My husband doesn’t get sick very often. But when he does, it’s usually with something mild—like a cold or a sore throat—and he spends the next 48-72 hours driving me crazy and acting like a whiny baby.
Please know that I love my husband. I really do. Because of this–and because we’ve been together, well, since God was a boy—we know what drives us nuts about each other, and we’ve decided we can live with it.
Or we scream into our pillows about it at night, praying that the other’s annoying behavior will miraculously go away.
Um, not that I’ve ever done that.
And I know he hasn’t because I’m perfect.
But I digress…
About a month ago, my husband got really sick—really, really, sick. I was worried.
It all began in the middle of the night on a Saturday. He had been feeling a bit “off” for lack of a better word, after dinner, but we both attributed it to his never-failing sweet tooth and his ability to locate any sweets in the house to eat for dessert.
But in the middle of the night, when he jumped up and ran to the bathroom yelling, “I’m going to be sick,” I had gotten the idea that it wasn’t dessert.
It was the dreaded “What’s Going Around.”
For the next 24 hours, my husband spent a lot of time with his new best friend—our bathroom. As everything he had eaten in the last 20 years came out (and for others like me who are easily grossed out, we’ll leave it at that and just assume that you can get the picture), I doted on him, giving him medicine to get rid of his fever and liquids to keep him from dehydrating.

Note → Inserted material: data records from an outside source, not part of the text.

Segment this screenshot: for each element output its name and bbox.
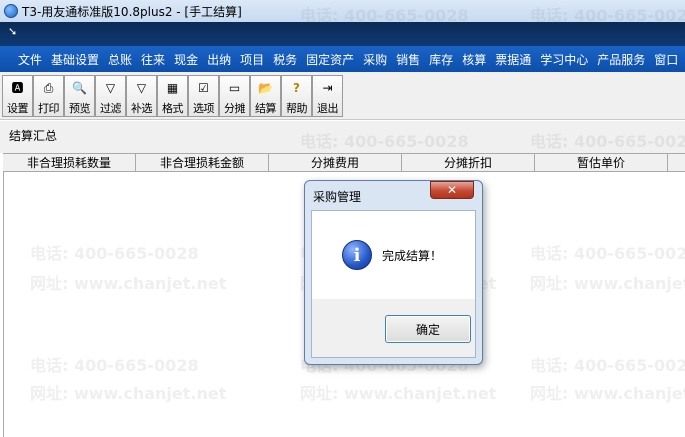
settle-button[interactable]: 📂 结算 [250,75,281,117]
help-label: 帮助 [286,102,308,115]
format-label: 格式 [162,102,184,115]
menu-costing[interactable]: 核算 [462,51,486,68]
summary-label: 结算汇总 [9,129,58,143]
exit-icon: ⇥ [322,81,333,95]
menu-receivables[interactable]: 往来 [141,51,165,68]
settings-icon: 🅰 [11,81,24,95]
menu-purchase[interactable]: 采购 [363,51,387,68]
toolbar: 🅰 设置 ⎙ 打印 🔍 预览 ▽ 过滤 ▽ 补选 ▦ 格式 ☑ 选项 ▭ 分摊 … [0,72,685,120]
menu-general-ledger[interactable]: 总账 [108,51,132,68]
menu-project[interactable]: 项目 [240,51,264,68]
menu-cashier[interactable]: 出纳 [207,51,231,68]
filter-add-label: 补选 [131,102,153,115]
format-icon: ▦ [166,81,179,95]
print-label: 打印 [38,102,60,115]
column-header-unreasonable-loss-qty[interactable]: 非合理损耗数量 [3,154,136,171]
column-header-estimated-unit-price[interactable]: 暂估单价 [535,154,668,171]
filter-button[interactable]: ▽ 过滤 [95,75,126,117]
dialog-title: 采购管理 [313,190,362,204]
message-dialog: 采购管理 ✕ i 完成结算！ 确定 [304,180,483,365]
menu-tax[interactable]: 税务 [273,51,297,68]
menu-bar: 文件 基础设置 总账 往来 现金 出纳 项目 税务 固定资产 采购 销售 库存 … [0,46,685,72]
filter-add-icon: ▽ [136,81,147,95]
help-icon: ? [293,81,300,95]
summary-header: 结算汇总 [0,121,685,153]
help-button[interactable]: ? 帮助 [281,75,312,117]
dialog-message: 完成结算！ [382,249,443,263]
close-icon: ✕ [446,183,458,197]
options-label: 选项 [193,102,215,115]
ok-button[interactable]: 确定 [385,315,471,343]
dialog-message-area: i 完成结算！ [312,211,475,299]
options-button[interactable]: ☑ 选项 [188,75,219,117]
mdi-child-bar: ➘ [0,22,685,46]
column-header-allocated-discount[interactable]: 分摊折扣 [402,154,535,171]
allocate-icon: ▭ [228,81,241,95]
options-icon: ☑ [198,81,209,95]
menu-product-service[interactable]: 产品服务 [597,51,645,68]
settings-button[interactable]: 🅰 设置 [2,75,33,117]
filter-label: 过滤 [100,102,122,115]
column-header-allocated-expense[interactable]: 分摊费用 [269,154,402,171]
settle-icon: 📂 [258,81,273,95]
filter-add-button[interactable]: ▽ 补选 [126,75,157,117]
window-titlebar: T3-用友通标准版10.8plus2 - [手工结算] [0,0,685,22]
preview-icon: 🔍 [72,81,87,95]
close-button[interactable]: ✕ [430,181,474,199]
child-window-icon[interactable]: ➘ [8,25,17,38]
settings-label: 设置 [7,102,29,115]
dialog-client: i 完成结算！ 确定 [311,210,476,358]
info-icon: i [342,240,372,270]
menu-cash[interactable]: 现金 [174,51,198,68]
menu-sales[interactable]: 销售 [396,51,420,68]
exit-button[interactable]: ⇥ 退出 [312,75,343,117]
preview-button[interactable]: 🔍 预览 [64,75,95,117]
app-icon [4,4,18,18]
menu-fixed-assets[interactable]: 固定资产 [306,51,354,68]
table-header: 非合理损耗数量 非合理损耗金额 分摊费用 分摊折扣 暂估单价 [3,153,685,172]
menu-window[interactable]: 窗口 [654,51,678,68]
print-icon: ⎙ [43,81,54,95]
menu-basic-settings[interactable]: 基础设置 [51,51,99,68]
print-button[interactable]: ⎙ 打印 [33,75,64,117]
window-title: T3-用友通标准版10.8plus2 - [手工结算] [22,4,242,19]
allocate-label: 分摊 [224,102,246,115]
column-header-unreasonable-loss-amount[interactable]: 非合理损耗金额 [136,154,269,171]
filter-icon: ▽ [105,81,116,95]
allocate-button[interactable]: ▭ 分摊 [219,75,250,117]
exit-label: 退出 [317,102,339,115]
settle-label: 结算 [255,102,277,115]
menu-file[interactable]: 文件 [18,51,42,68]
menu-learning-center[interactable]: 学习中心 [540,51,588,68]
preview-label: 预览 [69,102,91,115]
column-header-extra [668,154,685,171]
menu-bills[interactable]: 票据通 [495,51,531,68]
format-button[interactable]: ▦ 格式 [157,75,188,117]
menu-inventory[interactable]: 库存 [429,51,453,68]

I knew he was super sick this time because he wasn’t whining. At all.
This threw me into Super Mothering Mode: If he needed a tissue, I was there with one. Another cup of tea? Got it. A few crackers? Right here.
I realized, though, that unless I kept up my super heroine ways, this would spread to everyone else in the house. And I would be taking care of everyone and get it myself.
So I began treating our bedroom and bathroom like a hazmat area.
After I handed anything to my husband, I immediately cleaned my hands with sanitizer.
“You’re not upset that I’m treating you like you have the creeping crud, are you?” I asked him.
“No. You don’t want to get…” he said while running off to the bathroom again.
Then I got out the secret weapon that all people use to fend off germs—Lysol!
If he touched the bathroom door handle, I sprayed it and wiped if off. Turn on a light? I disinfected it. The remote for the TV? De-germed immediately.
After that first day, my husband felt a bit better. But he still had a slight fever.
So I would hand him the thermometer by using a tissue so that I didn’t touch it. Then I got a new one to get it back from him. After I put the thermometer back in the case, I immediately washed my hands.
I washed my hands so much during those couple days that they looked like the hands of a 250-year-old woman.
My husband stayed away from everyone else who lived in or came by the house. When our neighbor, Bert, went to the grocery store, he left the bags on the table, stood across the room from me and said, “No offense. I’m going to stay way over here.”
I understood. We had no idea how this virus could travel. And considering that I hadn’t gotten to the point where I was in an actual hazmat suit, I wanted him to keep clear. I didn’t want my husband to become the Typhoid Stomach Virus Man of the neighborhood.
Friends on Facebook were supportive…and not. “Oh, you’re going to get it anyway,” one said.
Gee, thanks. I appreciate the positive remark.
By Tuesday, my husband was nearly himself again and ventured back to work. Turns out that a lot of his co-workers had been out that Monday with the same thing.
The rest of my family never got it. Neither did our neighbor or his family. Neither did I.
For the first times in our lives, my husband was sick, but it didn’t bug me at all. Super Disinfectant Woman had prevailed!
Now I just need a cape.
Michele Wojciechowski, when she’s not sanitizing her hands anytime someone coughs near her, writes “Wojo’s World®” from her home office on her disinfected keyboard.